Not the most exciting session, I’ll be honest. The offer was put on stocks early and stayed with the market throughout – although US stocks have just managed to lift into the close. Moreover while moves were to the downside were solid, there was no major catalyst, or new flare of up. I get the impression most investors are just biding their time, waiting for some signal to either take stocks higher or no. Or maybe with the US election about two weeks away, people are just waiting for that. They’ve had a good run after all. In the interim, some are locking in profit.
For the European session we saw the Dax off 0.7 per cent, the CaC down 0.6 per cent, while the FTSE was off 0.2 per cent. The key European news was probably more supportive of stocks than anything given the Spanish government came up trumps in regional elections. Now I should note that the government actually lost the election or looks to, in the Basque county. But they didn’t rule this by themselves anyway, and had a coalition with the main socialist opposition. Separatists and pro-independence parties gained the upper hand here, but this region has a history of separatist sentiment.
On a more positive note, the government actually increased the number of seats held in another region, Galicia, which lets be honest, if there was widespread national dissatisfaction with Spain’s reform program you just wouldn’t have seen. Having said that, the market seemed more spooked by the result in the Basque Country – bonds sold off and the Spanish 10-year yield rose almost 20bp to 5.47 per cent and as mentioned stocks were all weaker.
Over on Wall Street, markets followed the European lead and then had to deal with some bearish commentary from Caterpillar. Now these comments should be taken in context. They had just reported a 49 per cent surge in profits – record profits and sales that beat forecasts. But the accompanying statements were far from sentiment boosting and the company was concerned about a slowing in global activity and this is what got all the press. In any event, the S&P500 was down 0.8 per cent at the low, although a spike into the close saw the index closer to zero. Just in the black as I was writing (0.04 per cent, 1434). The Dow was at 13340 while the Nasdaq was up 0.1 per cent (3007).
In the forex space, expectations are rising that the Bank of Japan will print more money, monetise some more debt and debase their currency some. The Japanese yen rose to 79.9 from 79.3 (after lunch yesterday) as a result. But it’s a crazy game because we know the Fed aren’t done yet and QE infinity has some way to run yet – like forever. The Australian dollar is otherwise at 1.0323 or little changed from 1630. Ditto euro which is at 1.3057.
Commodities were then mixed with gold up $4.6 to $1728, silver was 1 per cent higher although copper fell 0.4 per cent. Crude was down 1.5 per cent to $89.1.Otherwise there was nothing really interesting on the rates side, the 10-year sold off a little (yields higher at 1.81 per cent). The 5-year sits at 0.78 per cent with the 2-year at 0.31 per cent. Aussie futures were off 4 and 2 ticks on the 3s (97.5) and 10s (96.915).

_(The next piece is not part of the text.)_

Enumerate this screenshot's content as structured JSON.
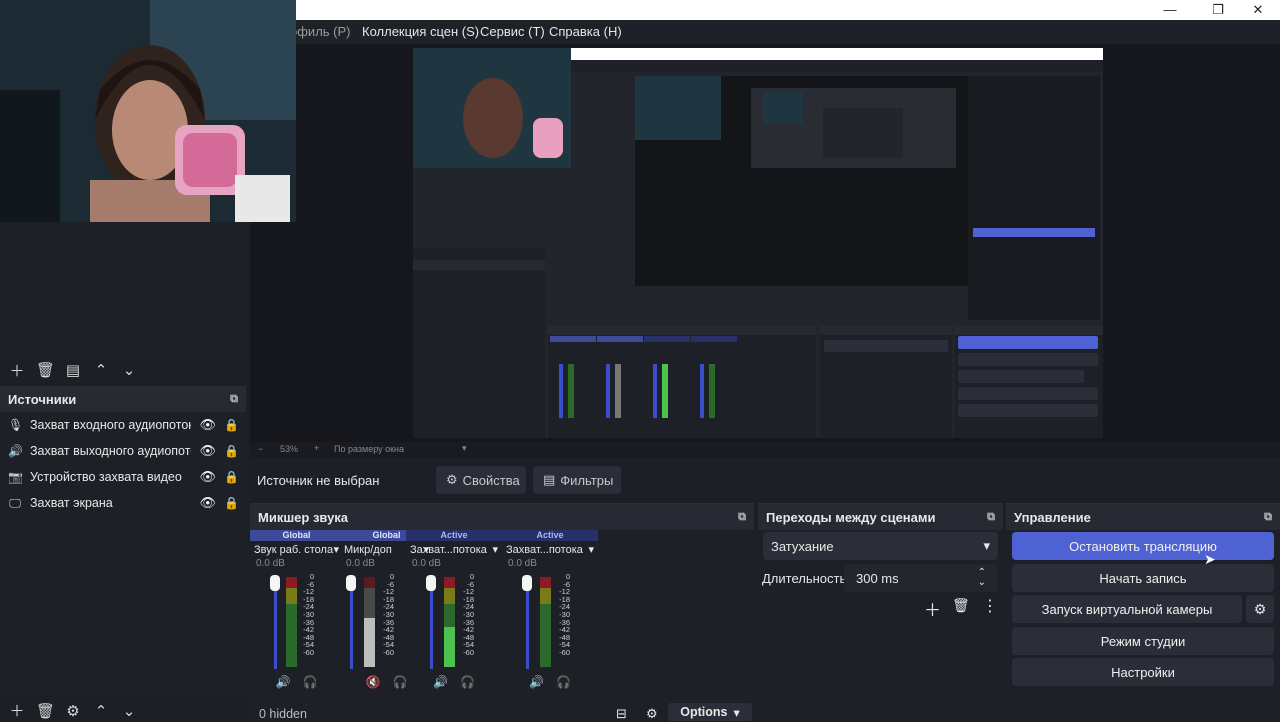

A quick word on yesterday’s MYEFO. It was a total non-event. As expected the government resorted to accounting tricks and PR to maintain the surplus. This isn’t tight fiscal policy on any measure and there is no case to make that it helps the RBA cut rates as a result. The government isn’t cutting spending – they are actually increasing it and it stuns me that there are people out there who will blatantly insult you, lie to you by suggesting spending is being cut.
The government is instead waiting for increased revenues to bring them back to surplus. To suggest this helps with lower rates is disingenuous – PR work from a desperate government and their lackeys wanting to boost their position in the polls. The fact is with economic growth well above trend, and easy monetary policy, spending should have actually been cut hard. We should be in surplus already. For investors and the market more broadly there are few impacts other than specific policy announcements. The real test will be next year’s budget, when, going into an election discipline will be all but impossible to maintain. I suspect more effort will be put into convincing the electorate that spending has been cut, when it has been increased, than in actually trying to shore up our finances – cut waste etc.
The calendar today shows the dataflow is very light again, so I’m not expecting much. The SPI suggests the All Ords will fall 0.2 per cent in what should be a simple session. There’s no major data or news flow to speak of. Indeed tonight the only data includes German imports, eurozone consumer confidence and the Richmond Fed manufacturing index. The Bank of Canada also meets, but no changes are expected.